In this era of advocating for balanced nutrition, vegetables are the most commonly eaten food. But do you know that there is a science to diet? If we mishandle vegetables, toxic substances can be produced, posing a risk to our health. Do you know which vegetables are harmful?

 

 

1. Water Chestnut

Water chestnuts are often infested with a parasite called "ginger slice worm". If this worm enters the intestines, it may cause diarrhea, intestinal ulcers, and other problems. Therefore, it is recommended to blanch the water chestnuts before consuming them to kill the parasites on the surface.

2. Green Tomatoes

Unripe tomatoes contain a toxic substance called "solanine". After consumption, it can cause a bitter taste in the mouth, as well as symptoms such as nausea, vomiting, dizziness, and excessive salivation.

3. Overly stored vegetables

Vegetables that are stored for too long can produce nitrites if left for too long. Rotten vegetables and freshly pickled vegetables can both produce nitrites. Consuming them can cause slow poisoning, and long-term consumption can be fatal, exceeding 3 grams.
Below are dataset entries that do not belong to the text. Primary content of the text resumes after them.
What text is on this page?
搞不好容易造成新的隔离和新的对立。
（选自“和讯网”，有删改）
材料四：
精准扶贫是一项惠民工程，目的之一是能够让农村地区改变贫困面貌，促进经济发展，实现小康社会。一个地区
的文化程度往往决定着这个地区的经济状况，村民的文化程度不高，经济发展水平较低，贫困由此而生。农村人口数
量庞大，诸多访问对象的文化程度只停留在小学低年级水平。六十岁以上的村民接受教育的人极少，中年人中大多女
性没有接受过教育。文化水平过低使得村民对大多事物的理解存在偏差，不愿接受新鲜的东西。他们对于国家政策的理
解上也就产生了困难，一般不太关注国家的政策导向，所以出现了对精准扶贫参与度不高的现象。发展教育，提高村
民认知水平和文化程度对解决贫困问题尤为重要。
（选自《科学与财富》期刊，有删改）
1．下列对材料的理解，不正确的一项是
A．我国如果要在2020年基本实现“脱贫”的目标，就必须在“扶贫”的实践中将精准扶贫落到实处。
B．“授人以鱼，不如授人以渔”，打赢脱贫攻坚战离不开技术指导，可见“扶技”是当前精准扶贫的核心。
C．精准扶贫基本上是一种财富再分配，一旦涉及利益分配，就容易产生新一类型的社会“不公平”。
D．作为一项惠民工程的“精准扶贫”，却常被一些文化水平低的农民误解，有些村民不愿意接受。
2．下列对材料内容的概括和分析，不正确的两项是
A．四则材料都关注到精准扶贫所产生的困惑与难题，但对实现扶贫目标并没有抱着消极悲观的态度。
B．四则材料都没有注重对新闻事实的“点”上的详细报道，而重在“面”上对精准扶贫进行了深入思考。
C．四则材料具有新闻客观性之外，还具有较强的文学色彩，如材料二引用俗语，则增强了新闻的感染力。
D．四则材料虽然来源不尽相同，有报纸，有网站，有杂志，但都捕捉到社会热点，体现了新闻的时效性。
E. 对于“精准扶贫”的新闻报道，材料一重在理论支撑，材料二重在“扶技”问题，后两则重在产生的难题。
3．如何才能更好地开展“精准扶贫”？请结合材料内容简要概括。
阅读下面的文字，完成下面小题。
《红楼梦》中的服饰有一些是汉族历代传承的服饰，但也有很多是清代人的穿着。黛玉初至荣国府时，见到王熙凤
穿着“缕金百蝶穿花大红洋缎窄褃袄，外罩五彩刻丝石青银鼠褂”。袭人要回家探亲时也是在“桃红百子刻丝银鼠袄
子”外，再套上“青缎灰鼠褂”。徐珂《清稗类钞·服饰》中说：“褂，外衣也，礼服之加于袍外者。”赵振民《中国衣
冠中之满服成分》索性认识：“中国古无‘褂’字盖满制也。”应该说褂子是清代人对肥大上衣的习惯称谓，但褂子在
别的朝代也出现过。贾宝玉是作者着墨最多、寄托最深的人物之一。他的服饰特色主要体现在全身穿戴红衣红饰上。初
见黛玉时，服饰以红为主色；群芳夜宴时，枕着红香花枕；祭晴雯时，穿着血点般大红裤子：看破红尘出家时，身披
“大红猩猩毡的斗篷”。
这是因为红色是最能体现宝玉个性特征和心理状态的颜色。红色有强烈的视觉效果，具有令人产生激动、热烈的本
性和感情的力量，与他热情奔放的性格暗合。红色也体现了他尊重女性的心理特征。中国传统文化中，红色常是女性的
When consuming these vegetables, a large amount of nitrate can enter the intestines. If the digestive function of the intestines is poor, the bacteria in the intestines will convert nitrate into nitrite, exacerbating the symptoms of poisoning and causing various adverse reactions such as vomiting, nausea, and dizziness. If someone who has consumed these vegetables experiences these symptoms, they should seek medical attention immediately to prevent the disease from worsening and affecting their health!

 

 

4. Stored Pumpkin

The flesh of stored pumpkin contains a high amount of sugar and undergoes anaerobic fermentation, producing alcohol and changing the nature of the pumpkin. Eating it can easily lead to poisoning. It is best to remove the pumpkin flesh and check for any alcoholic smell before consuming.
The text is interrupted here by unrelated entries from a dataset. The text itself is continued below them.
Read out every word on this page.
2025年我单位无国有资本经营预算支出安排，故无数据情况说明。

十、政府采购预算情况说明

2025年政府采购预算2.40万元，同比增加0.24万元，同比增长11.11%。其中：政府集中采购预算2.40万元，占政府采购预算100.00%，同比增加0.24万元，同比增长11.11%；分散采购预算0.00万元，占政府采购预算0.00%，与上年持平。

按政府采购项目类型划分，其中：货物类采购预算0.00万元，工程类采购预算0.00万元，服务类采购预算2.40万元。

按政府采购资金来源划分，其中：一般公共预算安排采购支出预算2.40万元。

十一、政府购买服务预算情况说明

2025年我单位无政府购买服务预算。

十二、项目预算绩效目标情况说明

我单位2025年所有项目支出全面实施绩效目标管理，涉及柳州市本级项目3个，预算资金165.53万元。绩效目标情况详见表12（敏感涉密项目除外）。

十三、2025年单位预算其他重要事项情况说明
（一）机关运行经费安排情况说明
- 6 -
5. Unthoroughly pickled pickles

When pickling pickles, if insufficient salt is used and some bacteria are not suppressed, the nitrate in the vegetables will be reduced to harmful nitrite. This chemical change usually reaches its peak about a week after pickling. If consumed at this time, acute nitrite poisoning may occur.
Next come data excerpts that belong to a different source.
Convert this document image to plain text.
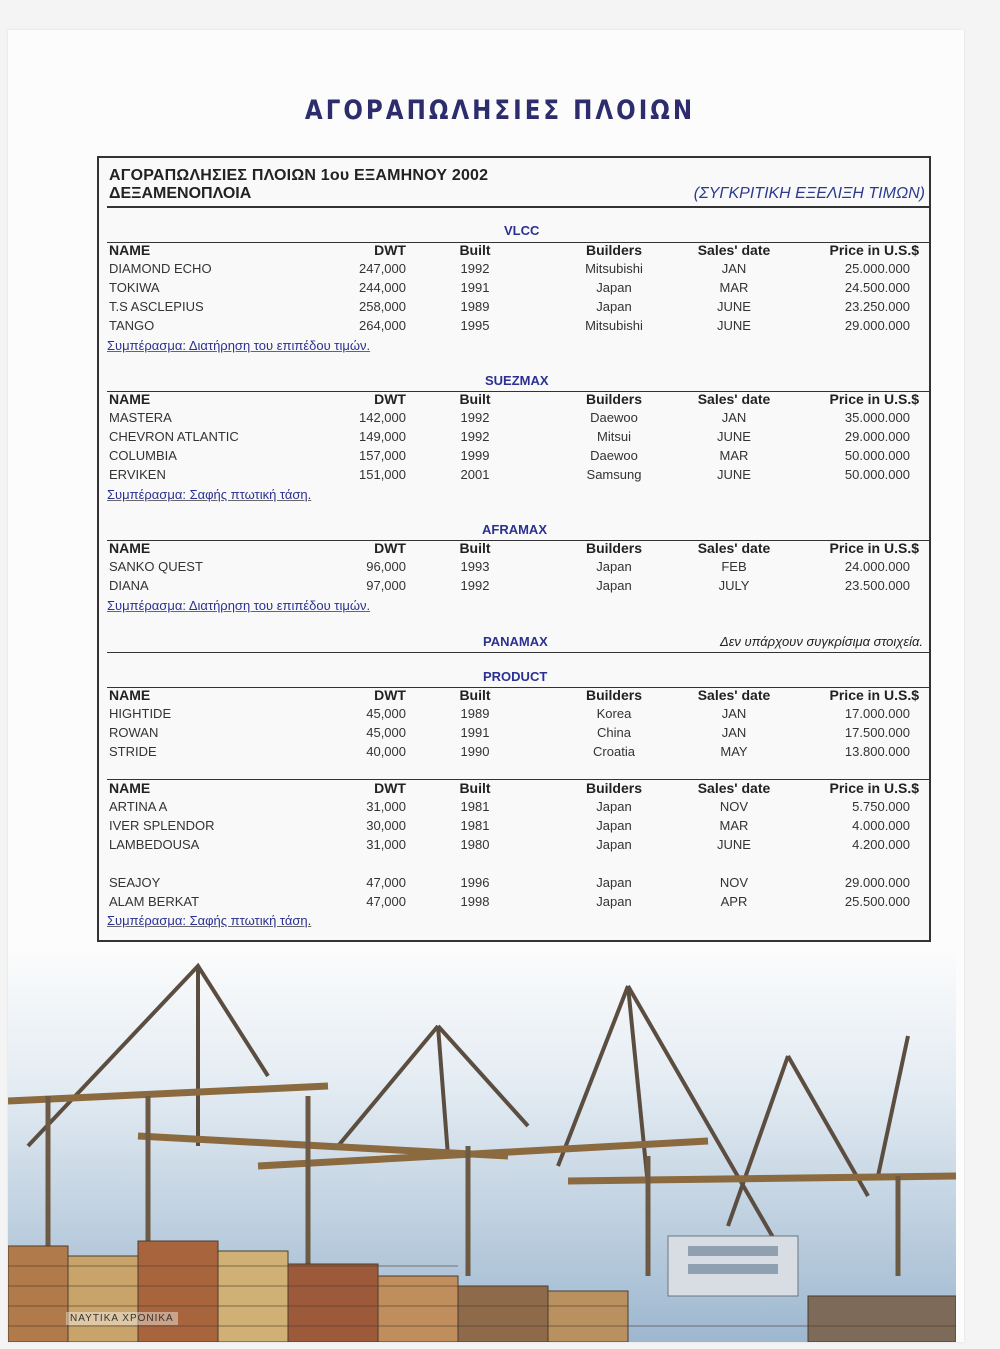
ΑΓΟΡΑΠΩΛΗΣΙΕΣ ΠΛΟΙΩΝ
ΑΓΟΡΑΠΩΛΗΣΙΕΣ ΠΛΟΙΩΝ 1ου ΕΞΑΜΗΝΟΥ 2002
ΔΕΞΑΜΕΝΟΠΛΟΙΑ	(ΣΥΓΚΡΙΤΙΚΗ ΕΞΕΛΙΞΗ ΤΙΜΩΝ)
VLCC
NAME	DWT	Built	Builders	Sales' date	Price in U.S.$
DIAMOND ECHO	247,000	1992	Mitsubishi	JAN	25.000.000
TOKIWA	244,000	1991	Japan	MAR	24.500.000
T.S ASCLEPIUS	258,000	1989	Japan	JUNE	23.250.000
TANGO	264,000	1995	Mitsubishi	JUNE	29.000.000
Συμπέρασμα: Διατήρηση του επιπέδου τιμών.
SUEZMAX
NAME	DWT	Built	Builders	Sales' date	Price in U.S.$
MASTERA	142,000	1992	Daewoo	JAN	35.000.000
CHEVRON ATLANTIC	149,000	1992	Mitsui	JUNE	29.000.000
COLUMBIA	157,000	1999	Daewoo	MAR	50.000.000
ERVIKEN	151,000	2001	Samsung	JUNE	50.000.000
Συμπέρασμα: Σαφής πτωτική τάση.
AFRAMAX
NAME	DWT	Built	Builders	Sales' date	Price in U.S.$
SANKO QUEST	96,000	1993	Japan	FEB	24.000.000
DIANA	97,000	1992	Japan	JULY	23.500.000
Συμπέρασμα: Διατήρηση του επιπέδου τιμών.
PANAMAX	Δεν υπάρχουν συγκρίσιμα στοιχεία.
PRODUCT
NAME	DWT	Built	Builders	Sales' date	Price in U.S.$
HIGHTIDE	45,000	1989	Korea	JAN	17.000.000
ROWAN	45,000	1991	China	JAN	17.500.000
STRIDE	40,000	1990	Croatia	MAY	13.800.000
NAME	DWT	Built	Builders	Sales' date	Price in U.S.$
ARTINA A	31,000	1981	Japan	NOV	5.750.000
IVER SPLENDOR	30,000	1981	Japan	MAR	4.000.000
LAMBEDOUSA	31,000	1980	Japan	JUNE	4.200.000
SEAJOY	47,000	1996	Japan	NOV	29.000.000
ALAM BERKAT	47,000	1998	Japan	APR	25.500.000
Συμπέρασμα: Σαφής πτωτική τάση.
ΝΑΥΤΙΚΑ ΧΡΟΝΙΚΑ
6. Fresh Yellow Cauliflower

Yellow cauliflower, also known as golden needles, is one of the popular dishes. However, yellow cauliflower contains colchicine. When colchicine is ingested by the human body, it is oxidized in the body tissues to form colchicine-2. Colchicine-2 is a highly toxic substance that can harm the gastrointestinal and urinary systems, posing a serious threat to health. Ingesting 50-100 grams of fresh yellow cauliflower at one time can cause poisoning in an adult.